Updated: May 10, 2026

Creating Highly Specific Chemically Induced Protein Dimerization Systems by Stepwise Phage Selection of a Combinatorial Single-Domain Antibody Library
10:17

Creating Highly Specific Chemically Induced Protein Dimerization Systems by Stepwise Phage Selection of a Combinatorial Single-Domain Antibody Library

Published on: January 14, 2020

ダイナミック・コンビナトリアル・ライブラリ: 分子認識の探索からシステム化学まで

Jianwei Li1, Piotr Nowak, Sijbren Otto

  • 1Centre for Systems Chemistry, Stratingh Institute, University of Groningen, Nijenborgh 4, 9747 AG Groningen, The Netherlands.

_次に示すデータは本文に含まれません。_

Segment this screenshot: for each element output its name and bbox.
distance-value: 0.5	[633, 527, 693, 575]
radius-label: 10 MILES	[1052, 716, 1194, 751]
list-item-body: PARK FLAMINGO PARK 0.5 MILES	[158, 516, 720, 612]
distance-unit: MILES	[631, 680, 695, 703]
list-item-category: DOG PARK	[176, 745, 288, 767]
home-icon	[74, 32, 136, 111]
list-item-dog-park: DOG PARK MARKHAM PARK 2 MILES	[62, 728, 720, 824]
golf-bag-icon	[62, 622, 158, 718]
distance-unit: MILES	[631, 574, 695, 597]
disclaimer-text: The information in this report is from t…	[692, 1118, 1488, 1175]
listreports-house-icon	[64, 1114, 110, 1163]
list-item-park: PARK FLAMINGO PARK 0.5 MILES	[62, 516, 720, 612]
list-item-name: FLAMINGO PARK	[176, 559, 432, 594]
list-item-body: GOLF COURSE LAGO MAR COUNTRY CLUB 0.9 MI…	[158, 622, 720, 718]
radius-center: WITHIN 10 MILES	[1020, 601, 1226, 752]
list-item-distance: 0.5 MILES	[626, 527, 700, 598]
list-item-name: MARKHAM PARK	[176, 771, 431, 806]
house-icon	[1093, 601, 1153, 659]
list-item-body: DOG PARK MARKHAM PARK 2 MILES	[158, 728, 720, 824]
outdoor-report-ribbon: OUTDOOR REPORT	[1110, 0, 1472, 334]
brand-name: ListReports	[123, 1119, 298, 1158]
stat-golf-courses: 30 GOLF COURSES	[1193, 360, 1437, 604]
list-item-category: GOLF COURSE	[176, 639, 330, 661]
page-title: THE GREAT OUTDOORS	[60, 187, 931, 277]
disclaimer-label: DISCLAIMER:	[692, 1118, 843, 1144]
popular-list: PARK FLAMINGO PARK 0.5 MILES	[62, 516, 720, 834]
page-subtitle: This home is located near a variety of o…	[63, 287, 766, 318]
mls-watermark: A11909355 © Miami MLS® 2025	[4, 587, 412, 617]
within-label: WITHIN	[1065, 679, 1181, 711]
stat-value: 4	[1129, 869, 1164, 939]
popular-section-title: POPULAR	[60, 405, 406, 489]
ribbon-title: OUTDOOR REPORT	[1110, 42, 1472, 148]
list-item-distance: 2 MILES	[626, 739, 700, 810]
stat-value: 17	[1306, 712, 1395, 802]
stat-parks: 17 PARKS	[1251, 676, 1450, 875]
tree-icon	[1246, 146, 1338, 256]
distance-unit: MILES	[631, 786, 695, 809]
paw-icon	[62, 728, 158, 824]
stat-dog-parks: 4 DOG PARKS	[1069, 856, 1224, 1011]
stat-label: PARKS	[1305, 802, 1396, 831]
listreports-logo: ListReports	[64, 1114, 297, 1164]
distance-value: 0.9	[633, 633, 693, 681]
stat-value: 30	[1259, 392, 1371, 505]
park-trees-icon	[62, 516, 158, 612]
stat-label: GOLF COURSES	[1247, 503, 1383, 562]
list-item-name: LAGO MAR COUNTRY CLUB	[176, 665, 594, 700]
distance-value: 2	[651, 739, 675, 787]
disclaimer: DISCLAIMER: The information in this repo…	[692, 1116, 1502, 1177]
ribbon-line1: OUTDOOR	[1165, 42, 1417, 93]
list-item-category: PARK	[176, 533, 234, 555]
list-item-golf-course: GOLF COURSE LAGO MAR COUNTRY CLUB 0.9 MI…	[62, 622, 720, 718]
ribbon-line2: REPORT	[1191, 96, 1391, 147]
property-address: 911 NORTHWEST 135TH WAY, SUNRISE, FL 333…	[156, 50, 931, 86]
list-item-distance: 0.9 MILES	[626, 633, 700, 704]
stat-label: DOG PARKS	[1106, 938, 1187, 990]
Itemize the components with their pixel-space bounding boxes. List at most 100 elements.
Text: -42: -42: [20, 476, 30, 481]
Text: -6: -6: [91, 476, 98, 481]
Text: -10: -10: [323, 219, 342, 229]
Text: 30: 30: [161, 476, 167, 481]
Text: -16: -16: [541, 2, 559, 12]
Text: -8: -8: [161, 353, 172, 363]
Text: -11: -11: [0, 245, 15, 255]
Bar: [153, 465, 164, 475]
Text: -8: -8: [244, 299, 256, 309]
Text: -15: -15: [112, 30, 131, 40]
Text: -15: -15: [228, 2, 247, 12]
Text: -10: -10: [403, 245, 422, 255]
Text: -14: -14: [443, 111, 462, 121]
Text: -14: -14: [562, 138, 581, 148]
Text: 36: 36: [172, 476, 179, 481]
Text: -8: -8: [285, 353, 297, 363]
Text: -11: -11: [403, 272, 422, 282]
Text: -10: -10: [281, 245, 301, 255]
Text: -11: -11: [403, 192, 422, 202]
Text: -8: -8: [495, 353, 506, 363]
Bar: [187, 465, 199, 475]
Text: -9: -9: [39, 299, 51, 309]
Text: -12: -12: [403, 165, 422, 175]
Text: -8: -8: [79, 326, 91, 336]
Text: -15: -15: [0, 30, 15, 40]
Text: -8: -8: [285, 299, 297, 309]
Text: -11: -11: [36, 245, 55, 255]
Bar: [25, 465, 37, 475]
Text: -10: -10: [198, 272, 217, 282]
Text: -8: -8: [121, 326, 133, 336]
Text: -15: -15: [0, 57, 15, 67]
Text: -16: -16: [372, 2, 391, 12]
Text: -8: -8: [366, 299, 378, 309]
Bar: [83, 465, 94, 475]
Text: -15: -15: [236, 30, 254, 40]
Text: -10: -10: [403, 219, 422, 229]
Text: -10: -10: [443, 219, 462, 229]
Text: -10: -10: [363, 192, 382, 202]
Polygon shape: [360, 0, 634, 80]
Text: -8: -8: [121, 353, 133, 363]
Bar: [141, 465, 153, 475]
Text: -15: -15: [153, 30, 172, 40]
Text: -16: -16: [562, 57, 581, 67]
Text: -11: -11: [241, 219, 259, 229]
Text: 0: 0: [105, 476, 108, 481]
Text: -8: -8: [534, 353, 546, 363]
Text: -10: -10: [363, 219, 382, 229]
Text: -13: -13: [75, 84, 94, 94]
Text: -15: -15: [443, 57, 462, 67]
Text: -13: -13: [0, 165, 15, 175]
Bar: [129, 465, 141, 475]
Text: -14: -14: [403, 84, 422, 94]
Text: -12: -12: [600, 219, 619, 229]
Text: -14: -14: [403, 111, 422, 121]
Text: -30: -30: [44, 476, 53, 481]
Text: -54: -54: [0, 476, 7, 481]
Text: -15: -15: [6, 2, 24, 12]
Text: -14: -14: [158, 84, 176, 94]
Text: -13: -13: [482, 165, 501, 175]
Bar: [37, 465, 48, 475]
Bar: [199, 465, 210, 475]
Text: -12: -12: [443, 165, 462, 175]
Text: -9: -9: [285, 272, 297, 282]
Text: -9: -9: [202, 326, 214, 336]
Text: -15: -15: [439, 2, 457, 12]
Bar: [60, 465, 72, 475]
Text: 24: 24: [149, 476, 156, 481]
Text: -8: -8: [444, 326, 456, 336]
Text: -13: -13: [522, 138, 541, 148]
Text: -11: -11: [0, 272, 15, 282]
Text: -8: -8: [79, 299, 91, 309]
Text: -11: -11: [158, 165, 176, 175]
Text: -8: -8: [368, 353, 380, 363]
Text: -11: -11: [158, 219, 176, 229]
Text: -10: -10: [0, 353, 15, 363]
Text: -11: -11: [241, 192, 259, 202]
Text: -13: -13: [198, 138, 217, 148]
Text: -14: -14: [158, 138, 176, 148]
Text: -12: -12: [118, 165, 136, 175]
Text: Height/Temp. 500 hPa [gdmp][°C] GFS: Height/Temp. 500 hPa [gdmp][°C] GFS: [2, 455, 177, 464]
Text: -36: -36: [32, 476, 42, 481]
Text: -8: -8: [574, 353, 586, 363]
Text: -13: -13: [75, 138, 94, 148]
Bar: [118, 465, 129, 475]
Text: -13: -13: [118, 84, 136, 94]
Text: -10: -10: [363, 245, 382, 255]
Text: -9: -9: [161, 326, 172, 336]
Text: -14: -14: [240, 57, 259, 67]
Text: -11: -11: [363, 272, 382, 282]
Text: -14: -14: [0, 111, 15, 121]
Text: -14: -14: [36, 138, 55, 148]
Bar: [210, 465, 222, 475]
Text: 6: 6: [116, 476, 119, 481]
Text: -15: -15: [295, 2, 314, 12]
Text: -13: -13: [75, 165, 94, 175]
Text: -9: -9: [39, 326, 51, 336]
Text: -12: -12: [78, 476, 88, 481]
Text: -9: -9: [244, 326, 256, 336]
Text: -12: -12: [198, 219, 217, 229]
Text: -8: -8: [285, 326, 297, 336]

Journal of the American Chemical Society
|June 5, 2013
PubMed
まとめ
この要約は機械生成です。

ダイナミック・コンビネトリアル・ケミストリー (DCC) は,相互変換する分子を利用して,自己複製器のような新しい構造を発見します. このアプローチ,ダイナミック・コンビネトリアル・ライブラリ (DCL) は,システム化学と分子機械の新たな道を開く.

さらに関連する動画

Curation of Computational Chemical Libraries Demonstrated with Alpha-Amino Acids
08:21

Curation of Computational Chemical Libraries Demonstrated with Alpha-Amino Acids

Published on: April 13, 2022

関連する実験動画

Last Updated: May 10, 2026

Creating Highly Specific Chemically Induced Protein Dimerization Systems by Stepwise Phage Selection of a Combinatorial Single-Domain Antibody Library
10:17

Creating Highly Specific Chemically Induced Protein Dimerization Systems by Stepwise Phage Selection of a Combinatorial Single-Domain Antibody Library

Published on: January 14, 2020

Curation of Computational Chemical Libraries Demonstrated with Alpha-Amino Acids
08:21

Curation of Computational Chemical Libraries Demonstrated with Alpha-Amino Acids

Published on: April 13, 2022

科学分野:

  • 化学 化学は化学です.
  • 超分子化学 超分子化学
  • システム化学 システム化学

背景:

  • ダイナミック・コンビネトリアル・ケミストリー (DCC) は,メンバーが継続的にビルディングブロックを交換するライブラリを含む.
  • ダイナミック・コンビネトリアル・ライブラリ (DCL) は,予期せぬ分子構造と機能を発見する鍵となるものです.
  • DCLは,分子ネットワークの新興特性を可能にし,システム化学の新たな可能性を開きます.

研究 の 目的:

  • ダイナミック・コンビネトリアル・ケミストリーにおける新しい方法論を強調する.
  • 合成および自己組み立てにおけるアプリケーションのために,熱力学的制御下でDCLを分析する.
  • DCCの原則を非均衡システムに拡張して,高度な機能を適用することを検討する.

主な方法:

  • 化学図書館メンバーのダイナミックな相互変換の探索.
  • ダイナミック・コンビナトリアルライブラリの熱力学制御.
  • DCCの原則を非均衡システムに適用する.

主要な成果:

  • 相互に繋がった構造や自己複製器を含む新種の分子を発見した.
  • 合成受容体,触媒システム,および超分子構造物の開発.
  • 自己複製や分子機械などの非均衡系におけるより豊かな機能的行動の実証.

結論:

  • DCLは,分子発見とシステム化学のための強力なツールです.
  • DCLにおける熱力学的制御は,多様な機能的システムを生み出します.
  • DCCを非均衡システムに拡張することで,高度な分子機能が解き放たれます.